Dans ce même esprit, le projet de révision constitutionnelle tend à donner plus de densité aux semaines de contrôle, en prévoyant que, à l’issue d’une évaluation systématique et méthodique des lois, des textes correctifs puissent être inscrits à l’ordre du jour, sur l’initiative exclusive des assemblées. Je peine à voir en quoi une telle proposition réduirait les pouvoirs du Parlement. C’est, me semble-t-il, exactement le contraire ! Sans doute y a-t-il là, dans la certitude de la nécessité de ce contrôle effectif, quelque audace, quelque ambition, quelque modernité que M. le sénateur Savoldelli appelait de ses vœux…
Mesdames, messieurs les sénateurs, ce n’est pas une révolution qui nous attend.
Mme Nicole Belloubet, garde des sceaux. Ce n’est pas non plus une contre-révolution. J’évoque ici une évolution profonde, nécessaire – de mon point de vue d’autant plus nécessaire qu’elle est attendue par les Français –, et je vous propose d’y apporter, ensemble, notre contribution.
Applaudissements sur les travées du groupe La République En Marche, ainsi que sur des travées du groupe Les Républicains. – Mme Françoise Gatel et M. Jean-Claude Requier applaudissent également.
Nous en avons terminé avec le débat sur le thème : « L’évolution des droits du Parlement face au pouvoir exécutif ».
Je n’ai été saisi d’aucune observation sur les conclusions de la conférence des présidents.
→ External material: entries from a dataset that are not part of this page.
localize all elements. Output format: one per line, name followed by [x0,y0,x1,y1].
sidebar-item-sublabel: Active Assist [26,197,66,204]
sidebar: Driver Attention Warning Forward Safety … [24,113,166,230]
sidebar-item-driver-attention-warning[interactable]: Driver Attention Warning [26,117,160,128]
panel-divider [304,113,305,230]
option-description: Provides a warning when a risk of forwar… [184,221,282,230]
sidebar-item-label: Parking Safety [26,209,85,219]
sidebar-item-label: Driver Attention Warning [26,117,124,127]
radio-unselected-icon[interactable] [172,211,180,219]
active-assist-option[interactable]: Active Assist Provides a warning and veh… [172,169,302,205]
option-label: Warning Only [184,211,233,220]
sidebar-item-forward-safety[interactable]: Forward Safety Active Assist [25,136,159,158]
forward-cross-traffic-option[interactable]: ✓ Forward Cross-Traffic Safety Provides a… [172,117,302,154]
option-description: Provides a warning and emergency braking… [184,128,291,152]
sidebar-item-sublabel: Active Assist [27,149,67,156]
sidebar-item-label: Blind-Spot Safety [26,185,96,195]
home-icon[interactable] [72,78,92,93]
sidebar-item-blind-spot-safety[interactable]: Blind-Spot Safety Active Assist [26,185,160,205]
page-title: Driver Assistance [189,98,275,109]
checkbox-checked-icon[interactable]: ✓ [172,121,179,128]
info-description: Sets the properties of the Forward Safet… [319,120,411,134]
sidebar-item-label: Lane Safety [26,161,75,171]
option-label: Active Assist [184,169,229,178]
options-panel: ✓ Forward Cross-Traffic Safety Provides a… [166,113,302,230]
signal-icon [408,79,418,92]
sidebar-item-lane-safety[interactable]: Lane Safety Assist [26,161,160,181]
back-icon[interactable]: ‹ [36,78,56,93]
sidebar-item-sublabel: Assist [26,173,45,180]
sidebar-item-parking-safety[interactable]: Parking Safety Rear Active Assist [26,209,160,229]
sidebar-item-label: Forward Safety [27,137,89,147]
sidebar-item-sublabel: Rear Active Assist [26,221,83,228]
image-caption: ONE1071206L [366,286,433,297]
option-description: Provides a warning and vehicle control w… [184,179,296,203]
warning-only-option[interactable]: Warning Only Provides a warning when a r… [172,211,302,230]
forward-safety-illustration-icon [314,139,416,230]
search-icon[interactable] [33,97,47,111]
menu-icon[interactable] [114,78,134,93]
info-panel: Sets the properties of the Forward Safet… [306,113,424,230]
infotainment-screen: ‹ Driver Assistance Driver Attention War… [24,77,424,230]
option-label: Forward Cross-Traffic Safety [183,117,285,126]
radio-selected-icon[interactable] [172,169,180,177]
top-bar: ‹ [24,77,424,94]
Elles sont donc adoptées.
Voici quel sera l’ordre du jour de la prochaine séance publique, précédemment fixée à aujourd’hui, jeudi 17 mai 2018, de quatorze heures trente à dix-huit heures trente :
Débat sur le thème : « Comment repenser la politique familiale en France ? »
Débat sur le thème : « La politique de concurrence dans une économie mondialisée ».
Personne ne demande la parole ?…
La séance est levée.
La séance est levée le jeudi 17 mai 2018, à zéro heure quarante.